Indiana could make it even more difficult for kids to get a LGBT-inclusive sex education

School children

The US state of Indiana could be set to make it even more difficult for kids to get access to LGBT-inclusive sex and relationships education.

The Senate in the state has passed a bill which would mean instead of opt-out for kids whose parents do not want them to attend the human sexuality classes, it will now be opt-in.

Sex education is not compulsory in the state, and there is no official record of which schools provide sex education, nor what they teach in the class.

And if there is the potential for “controversial” content in the human relationships classes, parents are sometimes informed of the class, on a case-by-case basis.

Officially, the Indiana Department of Education requires schools wanting to teach sex education to teach abstinence “as the expected standard for all school-age children.”

And this week things went from bad to worse for advocates of LGBT-inclusive sex education.
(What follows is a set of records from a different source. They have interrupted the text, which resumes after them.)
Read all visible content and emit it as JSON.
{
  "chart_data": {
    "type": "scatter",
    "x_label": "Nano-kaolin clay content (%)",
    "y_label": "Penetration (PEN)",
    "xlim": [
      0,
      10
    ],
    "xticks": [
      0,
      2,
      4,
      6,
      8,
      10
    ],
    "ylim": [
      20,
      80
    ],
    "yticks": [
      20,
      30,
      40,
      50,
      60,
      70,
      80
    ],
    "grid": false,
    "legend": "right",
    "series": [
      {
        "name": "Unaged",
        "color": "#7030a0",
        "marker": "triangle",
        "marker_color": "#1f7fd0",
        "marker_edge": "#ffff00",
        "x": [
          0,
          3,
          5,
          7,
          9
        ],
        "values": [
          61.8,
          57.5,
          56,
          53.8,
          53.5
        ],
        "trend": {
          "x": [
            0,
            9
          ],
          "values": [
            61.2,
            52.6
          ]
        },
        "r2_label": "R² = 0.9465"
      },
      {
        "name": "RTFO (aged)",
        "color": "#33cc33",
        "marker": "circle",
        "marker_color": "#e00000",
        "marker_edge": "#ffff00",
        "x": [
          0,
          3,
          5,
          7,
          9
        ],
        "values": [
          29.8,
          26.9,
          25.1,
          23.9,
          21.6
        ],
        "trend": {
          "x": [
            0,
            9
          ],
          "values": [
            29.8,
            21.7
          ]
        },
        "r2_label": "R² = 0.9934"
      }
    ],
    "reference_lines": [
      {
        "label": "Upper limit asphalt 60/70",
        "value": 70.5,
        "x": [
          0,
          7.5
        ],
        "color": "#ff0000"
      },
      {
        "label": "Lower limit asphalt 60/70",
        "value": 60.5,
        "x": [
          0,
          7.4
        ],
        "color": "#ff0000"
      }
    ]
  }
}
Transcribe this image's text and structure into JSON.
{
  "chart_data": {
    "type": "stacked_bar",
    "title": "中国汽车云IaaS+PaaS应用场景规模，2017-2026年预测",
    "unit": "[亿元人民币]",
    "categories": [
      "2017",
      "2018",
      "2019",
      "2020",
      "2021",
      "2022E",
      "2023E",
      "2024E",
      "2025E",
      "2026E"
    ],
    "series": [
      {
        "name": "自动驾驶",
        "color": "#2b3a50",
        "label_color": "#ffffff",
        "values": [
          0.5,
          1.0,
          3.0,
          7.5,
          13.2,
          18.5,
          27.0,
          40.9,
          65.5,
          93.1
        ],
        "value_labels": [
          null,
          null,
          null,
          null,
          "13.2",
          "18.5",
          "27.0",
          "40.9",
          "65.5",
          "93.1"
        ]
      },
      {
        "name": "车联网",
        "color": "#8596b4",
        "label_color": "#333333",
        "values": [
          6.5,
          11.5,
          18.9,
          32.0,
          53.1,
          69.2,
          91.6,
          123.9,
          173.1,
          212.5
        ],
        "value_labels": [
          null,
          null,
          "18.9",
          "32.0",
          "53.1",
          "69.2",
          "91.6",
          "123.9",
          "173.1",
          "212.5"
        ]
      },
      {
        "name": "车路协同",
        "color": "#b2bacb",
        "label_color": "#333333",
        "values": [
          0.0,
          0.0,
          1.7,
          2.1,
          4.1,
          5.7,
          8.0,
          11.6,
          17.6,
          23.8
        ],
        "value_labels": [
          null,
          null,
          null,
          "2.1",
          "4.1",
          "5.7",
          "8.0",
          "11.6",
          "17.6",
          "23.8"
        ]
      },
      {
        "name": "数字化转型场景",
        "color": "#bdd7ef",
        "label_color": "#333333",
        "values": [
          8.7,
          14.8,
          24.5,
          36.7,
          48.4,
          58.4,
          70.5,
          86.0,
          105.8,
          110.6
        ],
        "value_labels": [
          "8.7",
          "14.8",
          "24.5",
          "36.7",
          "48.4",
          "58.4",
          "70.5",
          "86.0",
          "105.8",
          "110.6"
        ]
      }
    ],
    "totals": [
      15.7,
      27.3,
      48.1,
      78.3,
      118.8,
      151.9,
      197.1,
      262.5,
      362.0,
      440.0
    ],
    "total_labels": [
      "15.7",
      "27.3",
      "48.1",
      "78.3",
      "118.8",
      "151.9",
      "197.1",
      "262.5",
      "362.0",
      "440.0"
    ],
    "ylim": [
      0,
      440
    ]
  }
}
Senate Bill 65, which would mean that parents would need to opt-in their children to get sex education, passed in the state Senate with 37-12 votes.

The bill will now go to the House for further scrutiny.
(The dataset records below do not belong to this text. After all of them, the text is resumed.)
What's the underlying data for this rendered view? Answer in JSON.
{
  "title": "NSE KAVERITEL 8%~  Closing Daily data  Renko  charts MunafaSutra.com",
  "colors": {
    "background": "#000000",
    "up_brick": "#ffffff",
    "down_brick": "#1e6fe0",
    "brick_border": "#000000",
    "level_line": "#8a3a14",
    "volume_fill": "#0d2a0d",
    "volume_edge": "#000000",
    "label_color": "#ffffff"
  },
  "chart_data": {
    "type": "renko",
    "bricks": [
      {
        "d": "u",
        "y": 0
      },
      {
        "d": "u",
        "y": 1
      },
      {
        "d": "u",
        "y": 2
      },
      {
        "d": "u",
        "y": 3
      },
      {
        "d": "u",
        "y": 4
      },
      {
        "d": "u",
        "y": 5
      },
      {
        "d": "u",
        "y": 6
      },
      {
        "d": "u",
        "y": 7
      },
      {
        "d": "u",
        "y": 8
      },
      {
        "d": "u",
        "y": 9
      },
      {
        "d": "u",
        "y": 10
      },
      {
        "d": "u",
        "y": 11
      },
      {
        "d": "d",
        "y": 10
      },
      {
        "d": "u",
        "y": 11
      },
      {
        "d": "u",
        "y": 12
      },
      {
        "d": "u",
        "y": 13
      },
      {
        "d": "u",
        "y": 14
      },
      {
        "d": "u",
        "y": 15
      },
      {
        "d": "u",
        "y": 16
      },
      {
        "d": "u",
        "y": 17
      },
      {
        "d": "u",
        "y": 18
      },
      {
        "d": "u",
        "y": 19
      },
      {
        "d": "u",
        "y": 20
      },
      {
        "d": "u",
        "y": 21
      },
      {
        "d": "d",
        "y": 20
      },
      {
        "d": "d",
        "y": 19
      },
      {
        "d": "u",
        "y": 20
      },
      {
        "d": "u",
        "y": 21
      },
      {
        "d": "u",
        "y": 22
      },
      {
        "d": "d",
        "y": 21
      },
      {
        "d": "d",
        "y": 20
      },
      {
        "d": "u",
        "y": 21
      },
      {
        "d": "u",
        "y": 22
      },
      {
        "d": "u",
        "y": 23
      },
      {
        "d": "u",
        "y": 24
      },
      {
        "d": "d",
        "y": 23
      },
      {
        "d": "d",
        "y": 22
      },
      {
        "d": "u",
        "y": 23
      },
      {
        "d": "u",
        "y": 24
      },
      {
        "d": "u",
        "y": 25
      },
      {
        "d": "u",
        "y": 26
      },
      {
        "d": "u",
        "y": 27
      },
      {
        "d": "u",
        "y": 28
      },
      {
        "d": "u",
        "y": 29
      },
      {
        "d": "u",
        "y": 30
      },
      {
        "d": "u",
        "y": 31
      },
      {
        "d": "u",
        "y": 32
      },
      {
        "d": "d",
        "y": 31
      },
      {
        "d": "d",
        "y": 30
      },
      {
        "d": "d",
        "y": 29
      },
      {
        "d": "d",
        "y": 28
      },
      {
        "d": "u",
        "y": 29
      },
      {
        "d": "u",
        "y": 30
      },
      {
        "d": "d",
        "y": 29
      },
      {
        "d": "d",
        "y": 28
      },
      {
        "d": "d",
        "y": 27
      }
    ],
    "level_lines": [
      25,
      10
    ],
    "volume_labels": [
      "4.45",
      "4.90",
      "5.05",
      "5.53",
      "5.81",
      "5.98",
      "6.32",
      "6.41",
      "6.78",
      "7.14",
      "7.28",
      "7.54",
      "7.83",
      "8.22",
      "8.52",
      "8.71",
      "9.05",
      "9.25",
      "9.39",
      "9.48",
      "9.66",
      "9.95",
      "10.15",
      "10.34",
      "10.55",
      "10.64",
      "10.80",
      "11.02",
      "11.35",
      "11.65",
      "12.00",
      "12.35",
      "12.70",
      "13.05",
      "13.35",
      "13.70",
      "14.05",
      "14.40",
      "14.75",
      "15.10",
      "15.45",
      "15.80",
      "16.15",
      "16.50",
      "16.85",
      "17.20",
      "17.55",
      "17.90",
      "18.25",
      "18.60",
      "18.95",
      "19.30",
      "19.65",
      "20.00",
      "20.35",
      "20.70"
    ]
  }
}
Its sponsor, Senator Dennis Kruse, said: “If anything needed an opt-in parental consent, it’s human sexuality study.”

“I think people pretty well know what’s good, and what’s proper, and what’s moral and what’s not moral,” Kruse added, speaking on the Indiana Senate floor.
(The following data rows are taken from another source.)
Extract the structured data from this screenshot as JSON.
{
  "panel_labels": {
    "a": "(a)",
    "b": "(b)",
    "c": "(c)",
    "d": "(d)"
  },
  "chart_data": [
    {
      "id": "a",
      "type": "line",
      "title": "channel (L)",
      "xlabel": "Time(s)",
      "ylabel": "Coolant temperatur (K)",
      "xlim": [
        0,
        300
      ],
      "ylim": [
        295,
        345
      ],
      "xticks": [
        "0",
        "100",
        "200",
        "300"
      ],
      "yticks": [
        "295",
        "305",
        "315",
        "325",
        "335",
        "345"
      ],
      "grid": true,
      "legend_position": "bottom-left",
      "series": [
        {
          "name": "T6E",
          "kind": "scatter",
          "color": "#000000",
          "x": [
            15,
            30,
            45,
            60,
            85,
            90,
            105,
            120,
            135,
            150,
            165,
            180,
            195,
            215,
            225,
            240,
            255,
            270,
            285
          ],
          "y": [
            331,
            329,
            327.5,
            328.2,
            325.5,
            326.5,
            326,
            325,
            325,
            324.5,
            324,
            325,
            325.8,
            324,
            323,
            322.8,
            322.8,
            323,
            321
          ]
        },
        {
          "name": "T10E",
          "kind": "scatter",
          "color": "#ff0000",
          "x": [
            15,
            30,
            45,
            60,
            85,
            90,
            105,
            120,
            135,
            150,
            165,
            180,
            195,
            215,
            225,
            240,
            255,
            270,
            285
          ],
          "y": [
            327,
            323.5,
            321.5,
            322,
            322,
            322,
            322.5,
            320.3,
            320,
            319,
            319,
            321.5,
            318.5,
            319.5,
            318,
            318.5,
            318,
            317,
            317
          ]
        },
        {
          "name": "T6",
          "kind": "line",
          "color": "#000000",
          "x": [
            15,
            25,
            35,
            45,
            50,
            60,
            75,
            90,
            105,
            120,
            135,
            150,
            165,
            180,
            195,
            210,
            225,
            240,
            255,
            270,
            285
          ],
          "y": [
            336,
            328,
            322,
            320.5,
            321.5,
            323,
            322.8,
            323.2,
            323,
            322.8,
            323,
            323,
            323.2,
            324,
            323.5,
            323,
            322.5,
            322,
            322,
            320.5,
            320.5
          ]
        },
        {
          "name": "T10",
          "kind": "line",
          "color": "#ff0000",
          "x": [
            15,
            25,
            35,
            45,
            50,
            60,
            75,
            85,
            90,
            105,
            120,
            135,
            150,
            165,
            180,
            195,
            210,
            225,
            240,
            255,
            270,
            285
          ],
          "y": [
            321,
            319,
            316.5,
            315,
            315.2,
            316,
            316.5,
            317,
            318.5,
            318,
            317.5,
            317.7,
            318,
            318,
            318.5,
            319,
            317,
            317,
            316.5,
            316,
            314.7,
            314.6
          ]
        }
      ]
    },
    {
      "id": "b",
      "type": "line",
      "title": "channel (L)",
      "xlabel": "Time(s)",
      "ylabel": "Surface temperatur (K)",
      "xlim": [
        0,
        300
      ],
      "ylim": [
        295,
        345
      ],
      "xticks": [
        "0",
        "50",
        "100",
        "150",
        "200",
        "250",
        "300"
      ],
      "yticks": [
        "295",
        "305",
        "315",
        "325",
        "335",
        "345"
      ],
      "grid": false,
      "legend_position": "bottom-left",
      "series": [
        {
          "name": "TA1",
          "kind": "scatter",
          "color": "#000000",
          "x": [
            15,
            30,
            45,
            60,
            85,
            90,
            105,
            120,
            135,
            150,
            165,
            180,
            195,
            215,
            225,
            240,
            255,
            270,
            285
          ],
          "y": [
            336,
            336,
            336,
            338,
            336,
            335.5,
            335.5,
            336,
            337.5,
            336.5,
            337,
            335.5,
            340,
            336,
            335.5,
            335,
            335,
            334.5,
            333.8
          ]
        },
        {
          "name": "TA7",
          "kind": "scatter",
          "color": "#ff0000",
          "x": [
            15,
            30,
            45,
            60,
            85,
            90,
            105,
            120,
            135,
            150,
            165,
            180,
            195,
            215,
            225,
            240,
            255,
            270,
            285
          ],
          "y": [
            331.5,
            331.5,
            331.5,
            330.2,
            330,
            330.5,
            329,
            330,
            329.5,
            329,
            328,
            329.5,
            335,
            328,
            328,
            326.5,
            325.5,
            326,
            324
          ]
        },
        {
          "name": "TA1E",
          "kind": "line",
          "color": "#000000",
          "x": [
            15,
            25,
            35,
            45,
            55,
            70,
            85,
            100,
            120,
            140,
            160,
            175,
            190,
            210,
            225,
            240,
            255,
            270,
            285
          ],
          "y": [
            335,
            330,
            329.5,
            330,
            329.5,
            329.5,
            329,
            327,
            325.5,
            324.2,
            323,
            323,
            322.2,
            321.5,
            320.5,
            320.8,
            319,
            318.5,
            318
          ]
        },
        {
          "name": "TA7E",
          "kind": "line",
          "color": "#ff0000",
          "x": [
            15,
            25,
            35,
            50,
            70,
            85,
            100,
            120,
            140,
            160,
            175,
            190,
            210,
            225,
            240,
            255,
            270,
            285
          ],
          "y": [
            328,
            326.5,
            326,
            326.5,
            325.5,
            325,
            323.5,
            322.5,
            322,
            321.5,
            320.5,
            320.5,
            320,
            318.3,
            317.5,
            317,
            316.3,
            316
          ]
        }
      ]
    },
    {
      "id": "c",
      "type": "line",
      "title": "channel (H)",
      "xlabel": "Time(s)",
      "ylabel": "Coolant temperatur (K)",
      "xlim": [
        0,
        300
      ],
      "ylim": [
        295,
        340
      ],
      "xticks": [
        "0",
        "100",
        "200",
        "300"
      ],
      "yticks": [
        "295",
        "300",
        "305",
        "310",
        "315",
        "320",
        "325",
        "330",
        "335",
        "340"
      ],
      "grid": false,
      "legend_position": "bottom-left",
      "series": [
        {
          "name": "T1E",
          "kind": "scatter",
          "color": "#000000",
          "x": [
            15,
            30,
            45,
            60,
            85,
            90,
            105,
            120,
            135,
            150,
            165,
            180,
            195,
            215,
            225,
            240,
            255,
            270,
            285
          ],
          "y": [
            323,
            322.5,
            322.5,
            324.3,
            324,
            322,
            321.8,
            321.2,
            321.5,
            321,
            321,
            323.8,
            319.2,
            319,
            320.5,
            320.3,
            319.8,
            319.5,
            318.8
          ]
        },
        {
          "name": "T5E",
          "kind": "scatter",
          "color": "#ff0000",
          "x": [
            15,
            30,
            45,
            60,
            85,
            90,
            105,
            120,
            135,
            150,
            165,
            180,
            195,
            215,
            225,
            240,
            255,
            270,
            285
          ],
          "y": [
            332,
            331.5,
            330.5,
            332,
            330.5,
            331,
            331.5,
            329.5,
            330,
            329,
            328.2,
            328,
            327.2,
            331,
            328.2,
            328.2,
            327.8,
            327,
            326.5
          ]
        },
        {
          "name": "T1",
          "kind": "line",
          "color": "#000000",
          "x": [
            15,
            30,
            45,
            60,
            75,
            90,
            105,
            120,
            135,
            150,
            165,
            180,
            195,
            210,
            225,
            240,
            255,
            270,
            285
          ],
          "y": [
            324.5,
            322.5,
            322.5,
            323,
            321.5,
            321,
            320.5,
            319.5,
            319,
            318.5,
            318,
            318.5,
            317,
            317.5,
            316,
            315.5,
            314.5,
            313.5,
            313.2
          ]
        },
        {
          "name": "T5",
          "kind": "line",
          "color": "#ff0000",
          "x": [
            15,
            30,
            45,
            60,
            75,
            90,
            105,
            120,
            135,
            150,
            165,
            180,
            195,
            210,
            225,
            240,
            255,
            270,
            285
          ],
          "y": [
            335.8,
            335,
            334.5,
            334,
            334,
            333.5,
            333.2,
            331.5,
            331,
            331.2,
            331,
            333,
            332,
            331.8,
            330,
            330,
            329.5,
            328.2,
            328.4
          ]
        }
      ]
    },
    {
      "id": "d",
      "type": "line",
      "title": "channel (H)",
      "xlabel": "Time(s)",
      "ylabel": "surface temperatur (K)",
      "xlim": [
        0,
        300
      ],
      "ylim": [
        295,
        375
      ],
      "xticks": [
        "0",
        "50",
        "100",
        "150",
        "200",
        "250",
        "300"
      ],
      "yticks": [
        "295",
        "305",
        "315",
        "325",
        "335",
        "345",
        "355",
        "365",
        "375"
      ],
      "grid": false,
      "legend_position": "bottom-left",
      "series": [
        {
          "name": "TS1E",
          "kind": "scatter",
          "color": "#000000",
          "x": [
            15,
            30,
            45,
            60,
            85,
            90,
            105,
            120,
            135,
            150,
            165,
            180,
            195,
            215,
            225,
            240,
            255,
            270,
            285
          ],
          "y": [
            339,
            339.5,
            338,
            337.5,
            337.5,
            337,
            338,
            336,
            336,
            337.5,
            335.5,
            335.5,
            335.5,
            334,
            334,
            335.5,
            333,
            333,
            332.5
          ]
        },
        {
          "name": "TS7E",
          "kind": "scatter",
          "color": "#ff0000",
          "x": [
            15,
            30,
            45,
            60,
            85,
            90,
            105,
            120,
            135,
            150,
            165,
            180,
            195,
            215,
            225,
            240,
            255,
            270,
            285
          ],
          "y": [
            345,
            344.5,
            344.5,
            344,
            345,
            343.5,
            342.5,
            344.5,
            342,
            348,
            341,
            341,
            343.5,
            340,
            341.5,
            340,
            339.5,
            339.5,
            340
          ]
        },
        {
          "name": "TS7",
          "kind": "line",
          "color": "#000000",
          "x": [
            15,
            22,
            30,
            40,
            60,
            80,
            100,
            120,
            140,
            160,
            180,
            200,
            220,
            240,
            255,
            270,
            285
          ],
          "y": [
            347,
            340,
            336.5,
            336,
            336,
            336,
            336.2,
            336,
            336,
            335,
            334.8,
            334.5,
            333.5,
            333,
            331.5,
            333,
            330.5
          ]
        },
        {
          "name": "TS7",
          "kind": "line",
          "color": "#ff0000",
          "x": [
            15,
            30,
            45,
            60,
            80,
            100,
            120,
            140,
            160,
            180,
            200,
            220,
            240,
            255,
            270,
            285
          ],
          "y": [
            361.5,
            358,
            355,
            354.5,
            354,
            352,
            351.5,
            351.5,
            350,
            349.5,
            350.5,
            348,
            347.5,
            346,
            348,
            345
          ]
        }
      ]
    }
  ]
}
Co-authors on the bill were Senator Blake Doriot and Senator Michael Young.

But Kruse has voted against same-sex marriage and was one of the co-sponsors on the state’s “religious freedom” law, seen as a license to discriminate against LGBT people in the name of religion.

School children

(Getty)

As well as requiring opt-in for sex education, the bill would also mean that the state has to make all schools available for inspection on the materials used in the classes.

Contacting more than 200 school districts himself, Democratic Senator Karen Tallian found that 149 districts were responsive, and 131 out of those said they ran a sex education programme.

Amendments to the bill have been tabled but have failed. One included changing the opt-in to an opt-out.

And Talian also attempted to stall the bill by sending it back for further study on how many schools and in what way sex education is being taught currently.